Van waaruit putten wij onze kracht? Kracht om steeds maar door te gaan en niet te versagen? Jezus gaat eerst wat bidden, ’s nachts. Wat gebeurt er als je bidt? Wat gebeurt er in je hart als je stil wordt in Gods aanwezigheid, misschien wel zonder woorden? Dat is het geheim van een ieder. We weten van die Jezus alleen dat Hij het Onze Vader aan zijn vrienden heeft geleerd en dat Hij op het kruis gevraagd heeft: ‘God, mijn God, waarom hebt Gij mij verlaten?’ Zelfs in de diepste ellende blijft Hij God aanspreken en blijft Hij met Hem verbonden. Zo’n voorbeeld behoort ook tot ons geestelijke persoonsgebonden budget.
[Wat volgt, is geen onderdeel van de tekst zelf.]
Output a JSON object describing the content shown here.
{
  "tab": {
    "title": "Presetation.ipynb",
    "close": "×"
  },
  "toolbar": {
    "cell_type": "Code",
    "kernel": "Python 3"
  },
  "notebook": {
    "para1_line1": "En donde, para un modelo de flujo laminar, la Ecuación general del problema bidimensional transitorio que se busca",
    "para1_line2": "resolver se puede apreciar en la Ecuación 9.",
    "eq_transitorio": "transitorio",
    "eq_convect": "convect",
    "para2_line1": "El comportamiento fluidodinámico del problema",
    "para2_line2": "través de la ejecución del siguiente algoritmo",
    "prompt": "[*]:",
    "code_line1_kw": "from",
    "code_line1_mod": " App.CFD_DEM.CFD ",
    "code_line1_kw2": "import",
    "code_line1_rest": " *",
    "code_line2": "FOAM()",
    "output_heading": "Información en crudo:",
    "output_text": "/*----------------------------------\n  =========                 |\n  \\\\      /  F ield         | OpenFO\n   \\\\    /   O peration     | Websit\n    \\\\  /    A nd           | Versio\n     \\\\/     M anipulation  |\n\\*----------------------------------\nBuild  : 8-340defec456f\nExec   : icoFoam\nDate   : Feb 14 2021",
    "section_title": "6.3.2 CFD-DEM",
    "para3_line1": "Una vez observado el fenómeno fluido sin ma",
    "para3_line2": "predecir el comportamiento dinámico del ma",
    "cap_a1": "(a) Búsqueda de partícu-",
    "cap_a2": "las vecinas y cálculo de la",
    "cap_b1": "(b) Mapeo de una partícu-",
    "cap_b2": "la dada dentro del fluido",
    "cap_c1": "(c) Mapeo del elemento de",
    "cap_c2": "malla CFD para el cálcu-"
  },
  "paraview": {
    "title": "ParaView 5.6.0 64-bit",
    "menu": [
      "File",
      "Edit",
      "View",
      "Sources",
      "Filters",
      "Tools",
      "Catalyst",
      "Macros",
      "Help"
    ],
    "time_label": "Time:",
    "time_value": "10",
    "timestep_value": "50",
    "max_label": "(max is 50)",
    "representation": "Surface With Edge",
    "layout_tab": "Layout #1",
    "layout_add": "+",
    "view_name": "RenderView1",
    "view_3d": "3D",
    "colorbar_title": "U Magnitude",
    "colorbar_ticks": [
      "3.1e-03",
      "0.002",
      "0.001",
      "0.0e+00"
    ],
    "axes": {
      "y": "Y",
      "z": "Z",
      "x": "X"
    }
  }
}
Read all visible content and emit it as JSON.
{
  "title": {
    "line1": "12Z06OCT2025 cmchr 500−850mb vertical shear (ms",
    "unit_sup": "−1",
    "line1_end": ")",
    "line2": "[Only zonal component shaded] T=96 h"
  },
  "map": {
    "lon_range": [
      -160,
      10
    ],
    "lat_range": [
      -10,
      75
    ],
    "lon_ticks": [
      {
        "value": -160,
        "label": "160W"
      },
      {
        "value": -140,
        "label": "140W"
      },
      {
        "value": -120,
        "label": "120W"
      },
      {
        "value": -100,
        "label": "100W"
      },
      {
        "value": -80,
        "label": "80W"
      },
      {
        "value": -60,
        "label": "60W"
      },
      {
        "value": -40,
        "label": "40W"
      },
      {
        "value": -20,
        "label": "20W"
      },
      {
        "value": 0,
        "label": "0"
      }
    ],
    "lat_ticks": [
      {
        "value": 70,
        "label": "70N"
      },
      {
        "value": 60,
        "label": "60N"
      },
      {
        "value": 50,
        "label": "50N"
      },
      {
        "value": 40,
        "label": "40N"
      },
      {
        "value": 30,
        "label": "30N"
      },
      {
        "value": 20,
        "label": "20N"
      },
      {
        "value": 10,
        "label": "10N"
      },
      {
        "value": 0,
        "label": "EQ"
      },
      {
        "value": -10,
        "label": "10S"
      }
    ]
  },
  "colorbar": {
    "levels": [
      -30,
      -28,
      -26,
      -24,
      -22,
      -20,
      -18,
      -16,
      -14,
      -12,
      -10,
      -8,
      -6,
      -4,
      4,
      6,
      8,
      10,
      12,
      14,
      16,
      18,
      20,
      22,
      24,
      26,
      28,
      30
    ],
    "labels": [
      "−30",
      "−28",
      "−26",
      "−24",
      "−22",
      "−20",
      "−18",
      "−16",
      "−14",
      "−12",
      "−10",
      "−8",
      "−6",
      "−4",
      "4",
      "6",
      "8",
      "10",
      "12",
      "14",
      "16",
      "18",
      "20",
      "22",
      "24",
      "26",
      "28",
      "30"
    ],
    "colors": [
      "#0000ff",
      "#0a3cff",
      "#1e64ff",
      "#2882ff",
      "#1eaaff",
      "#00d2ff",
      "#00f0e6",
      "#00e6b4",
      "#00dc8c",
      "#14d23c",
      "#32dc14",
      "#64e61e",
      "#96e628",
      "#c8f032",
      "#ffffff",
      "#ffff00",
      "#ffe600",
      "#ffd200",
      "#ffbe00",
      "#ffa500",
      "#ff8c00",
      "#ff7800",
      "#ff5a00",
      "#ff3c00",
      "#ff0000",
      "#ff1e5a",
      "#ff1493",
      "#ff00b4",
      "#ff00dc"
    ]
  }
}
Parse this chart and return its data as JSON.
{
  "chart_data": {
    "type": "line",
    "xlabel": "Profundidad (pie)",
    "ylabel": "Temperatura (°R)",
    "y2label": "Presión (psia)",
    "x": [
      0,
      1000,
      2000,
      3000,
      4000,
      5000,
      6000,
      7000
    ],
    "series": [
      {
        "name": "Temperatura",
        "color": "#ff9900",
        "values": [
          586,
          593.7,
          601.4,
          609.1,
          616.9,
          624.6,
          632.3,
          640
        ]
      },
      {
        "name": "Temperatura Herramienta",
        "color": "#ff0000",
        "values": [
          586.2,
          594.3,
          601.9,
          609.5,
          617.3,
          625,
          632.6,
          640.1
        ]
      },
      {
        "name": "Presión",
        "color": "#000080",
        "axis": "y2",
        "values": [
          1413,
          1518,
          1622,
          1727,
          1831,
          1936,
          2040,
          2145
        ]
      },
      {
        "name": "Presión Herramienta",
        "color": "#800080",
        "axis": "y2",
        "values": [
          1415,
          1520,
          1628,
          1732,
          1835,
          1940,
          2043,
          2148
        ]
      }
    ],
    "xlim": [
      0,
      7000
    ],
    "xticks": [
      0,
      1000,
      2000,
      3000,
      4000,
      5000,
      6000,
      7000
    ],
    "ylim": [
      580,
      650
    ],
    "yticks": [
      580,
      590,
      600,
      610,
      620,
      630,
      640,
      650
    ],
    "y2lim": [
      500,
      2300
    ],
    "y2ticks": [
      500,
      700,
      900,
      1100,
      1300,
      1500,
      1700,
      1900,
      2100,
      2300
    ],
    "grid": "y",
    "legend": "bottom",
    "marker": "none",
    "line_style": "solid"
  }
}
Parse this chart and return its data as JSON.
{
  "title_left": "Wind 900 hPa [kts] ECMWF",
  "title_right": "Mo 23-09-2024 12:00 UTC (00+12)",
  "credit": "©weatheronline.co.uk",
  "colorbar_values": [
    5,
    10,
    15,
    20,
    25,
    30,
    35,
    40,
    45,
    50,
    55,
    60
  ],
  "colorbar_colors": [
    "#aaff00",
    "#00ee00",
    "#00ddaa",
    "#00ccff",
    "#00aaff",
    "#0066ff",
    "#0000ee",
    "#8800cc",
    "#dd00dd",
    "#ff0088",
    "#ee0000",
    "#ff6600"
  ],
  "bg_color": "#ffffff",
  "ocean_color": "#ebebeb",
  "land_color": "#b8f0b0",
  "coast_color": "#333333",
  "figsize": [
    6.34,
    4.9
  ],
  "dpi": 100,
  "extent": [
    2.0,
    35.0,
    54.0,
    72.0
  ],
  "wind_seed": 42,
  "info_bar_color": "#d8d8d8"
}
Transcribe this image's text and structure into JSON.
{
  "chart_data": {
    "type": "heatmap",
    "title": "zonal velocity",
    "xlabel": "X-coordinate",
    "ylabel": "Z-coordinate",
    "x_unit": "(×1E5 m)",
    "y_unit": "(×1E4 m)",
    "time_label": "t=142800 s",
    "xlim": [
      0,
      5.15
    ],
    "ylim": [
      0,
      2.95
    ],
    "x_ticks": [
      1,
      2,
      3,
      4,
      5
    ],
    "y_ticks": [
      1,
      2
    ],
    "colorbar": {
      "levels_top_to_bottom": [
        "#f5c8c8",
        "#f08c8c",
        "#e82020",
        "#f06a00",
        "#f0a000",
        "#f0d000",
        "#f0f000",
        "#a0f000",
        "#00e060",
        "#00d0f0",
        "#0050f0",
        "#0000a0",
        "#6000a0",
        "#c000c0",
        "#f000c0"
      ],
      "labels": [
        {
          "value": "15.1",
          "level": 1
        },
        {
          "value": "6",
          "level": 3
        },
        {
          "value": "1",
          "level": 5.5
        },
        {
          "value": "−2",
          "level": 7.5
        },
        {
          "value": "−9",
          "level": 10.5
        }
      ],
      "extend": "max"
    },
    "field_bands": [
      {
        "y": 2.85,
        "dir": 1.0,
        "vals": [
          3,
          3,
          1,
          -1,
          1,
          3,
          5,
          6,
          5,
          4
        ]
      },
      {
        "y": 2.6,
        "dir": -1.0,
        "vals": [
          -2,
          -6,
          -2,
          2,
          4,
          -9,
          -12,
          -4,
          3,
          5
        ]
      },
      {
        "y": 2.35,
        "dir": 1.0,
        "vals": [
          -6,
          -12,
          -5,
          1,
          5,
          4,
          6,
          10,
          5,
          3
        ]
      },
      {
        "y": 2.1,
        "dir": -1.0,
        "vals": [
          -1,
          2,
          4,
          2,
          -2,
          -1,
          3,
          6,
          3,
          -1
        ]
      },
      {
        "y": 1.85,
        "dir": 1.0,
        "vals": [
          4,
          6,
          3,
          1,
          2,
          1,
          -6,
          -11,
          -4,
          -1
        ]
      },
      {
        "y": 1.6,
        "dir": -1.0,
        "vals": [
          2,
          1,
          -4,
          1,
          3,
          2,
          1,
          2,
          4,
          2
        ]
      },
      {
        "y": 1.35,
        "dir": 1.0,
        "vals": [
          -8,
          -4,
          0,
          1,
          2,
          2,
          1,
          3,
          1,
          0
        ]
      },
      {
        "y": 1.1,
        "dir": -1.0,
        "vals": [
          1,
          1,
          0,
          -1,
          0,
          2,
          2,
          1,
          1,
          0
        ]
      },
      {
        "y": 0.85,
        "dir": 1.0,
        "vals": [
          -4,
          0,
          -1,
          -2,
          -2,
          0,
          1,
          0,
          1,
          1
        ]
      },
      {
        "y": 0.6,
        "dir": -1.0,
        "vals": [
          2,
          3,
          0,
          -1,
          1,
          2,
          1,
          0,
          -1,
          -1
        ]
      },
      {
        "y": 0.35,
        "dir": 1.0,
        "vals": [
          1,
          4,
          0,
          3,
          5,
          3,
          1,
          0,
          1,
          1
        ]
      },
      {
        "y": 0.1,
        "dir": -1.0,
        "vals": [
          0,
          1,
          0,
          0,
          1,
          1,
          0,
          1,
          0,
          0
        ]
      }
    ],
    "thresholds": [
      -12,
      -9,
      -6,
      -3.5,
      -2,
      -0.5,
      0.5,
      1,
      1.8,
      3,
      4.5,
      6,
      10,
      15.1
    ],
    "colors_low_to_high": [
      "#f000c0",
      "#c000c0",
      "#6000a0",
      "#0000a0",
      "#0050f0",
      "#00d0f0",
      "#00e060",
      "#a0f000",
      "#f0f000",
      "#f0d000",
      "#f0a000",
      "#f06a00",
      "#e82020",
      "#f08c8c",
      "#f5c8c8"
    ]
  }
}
We moeten er wel aan blijven werken om weerbaar te blijven bij ziekte en gezondheid, bij voor- en tegenspoed. Bij alles wat er onder ons gebeurt, kunnen wij innerlijk gesterkte mensen zijn. Geestelijk sterk en met vertrouwen. Geestelijk sterk om ook weer anderen de hand te reiken.